I recently had the opportunity to deploy Provisioning Services 6.1 to upgrade an existing client from 5.6. As there was no possibility of downtime, we decided to go with a parallel update; taking a copy of the existing vDisk and reverse-imaging it as per the Citrix documentation, and then installing the Target Device software and using XenConvert to create a new vDisk.
Everything went perfectly until it actually came time to boot the target device from the vDisk. The dreaded BSOD! The 7B BSOD; which means a bnistack error. Well, there are scads and scads of Citrix articles on how to fix that, right?! So I tried them all; hidden network devices, BNNS timeouts, BDM settings, even switching from a VMXNET3 adapter to E1000 – none of it worked. Tried with every possible version of the Target Device software; both with and without the Device Identity Manager as well.

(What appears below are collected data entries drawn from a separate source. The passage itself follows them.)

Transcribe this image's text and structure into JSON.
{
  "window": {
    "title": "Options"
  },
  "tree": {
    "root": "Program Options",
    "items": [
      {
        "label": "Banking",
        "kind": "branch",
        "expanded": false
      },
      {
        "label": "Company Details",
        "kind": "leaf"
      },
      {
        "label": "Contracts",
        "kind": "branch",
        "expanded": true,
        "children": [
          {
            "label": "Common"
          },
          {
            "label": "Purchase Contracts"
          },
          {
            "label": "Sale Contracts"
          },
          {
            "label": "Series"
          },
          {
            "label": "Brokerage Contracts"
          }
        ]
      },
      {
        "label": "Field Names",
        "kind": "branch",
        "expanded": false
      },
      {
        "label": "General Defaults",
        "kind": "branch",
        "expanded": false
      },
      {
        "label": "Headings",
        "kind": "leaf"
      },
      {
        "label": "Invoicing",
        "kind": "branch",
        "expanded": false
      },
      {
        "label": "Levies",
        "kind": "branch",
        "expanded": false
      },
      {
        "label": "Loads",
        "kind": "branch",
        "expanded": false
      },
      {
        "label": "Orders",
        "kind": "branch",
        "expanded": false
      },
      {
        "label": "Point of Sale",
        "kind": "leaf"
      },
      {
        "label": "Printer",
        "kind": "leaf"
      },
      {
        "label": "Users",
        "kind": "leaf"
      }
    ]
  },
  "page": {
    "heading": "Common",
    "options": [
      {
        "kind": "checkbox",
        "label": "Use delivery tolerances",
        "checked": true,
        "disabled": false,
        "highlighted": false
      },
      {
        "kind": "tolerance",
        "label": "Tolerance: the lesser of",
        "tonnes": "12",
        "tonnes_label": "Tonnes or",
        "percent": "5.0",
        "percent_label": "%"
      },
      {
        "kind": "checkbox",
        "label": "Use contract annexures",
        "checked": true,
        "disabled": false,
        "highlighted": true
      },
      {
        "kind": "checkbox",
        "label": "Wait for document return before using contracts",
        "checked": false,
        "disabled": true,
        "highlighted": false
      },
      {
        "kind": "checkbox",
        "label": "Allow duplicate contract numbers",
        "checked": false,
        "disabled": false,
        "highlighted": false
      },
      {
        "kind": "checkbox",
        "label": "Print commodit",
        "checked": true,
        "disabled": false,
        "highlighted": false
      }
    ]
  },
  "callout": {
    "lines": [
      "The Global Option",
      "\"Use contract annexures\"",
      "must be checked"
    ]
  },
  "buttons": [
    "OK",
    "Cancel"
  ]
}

Sigh…..
I engaged Citrix support and spent about 7 hours working with 3 different engineers; all to no avail. Nothing in the PVS logs, nothing in the system logs. But what we DID keep seeing was that the PVS Target Device software would work immediately upon install and then NOT work after a reboot. Hmmmm. We also saw a bnistack error in the event logs when booting from Hard Disk which stated that the service couldn’t start.
Searching through the internal and external KB articles on this turned up all of the same stuff I had already tried, along with one slightly different piece of information; CTX126523 . This article referenced a BSOD error with Windows 7 target devices on MS HyperV booting from a BDM. I’ll spare you all of the gory details, but essentially an MS Virtual adapter is created by HyperV and was loading ahead of the bnistack driver; this was causing the failure.
After much searching through various network and protocol bind settings, we were able to determine that the “Microsoft Network Monitor 3” NDIS driver was loading ahead of the bnistack driver, and preventing it from starting. The fix was to set the start parameter for the NM3 driver to “0”, and voila! A functional connection to the vDisk. Once we ran the XenConvert again, the vDisk fired up properly and all is again right with the world.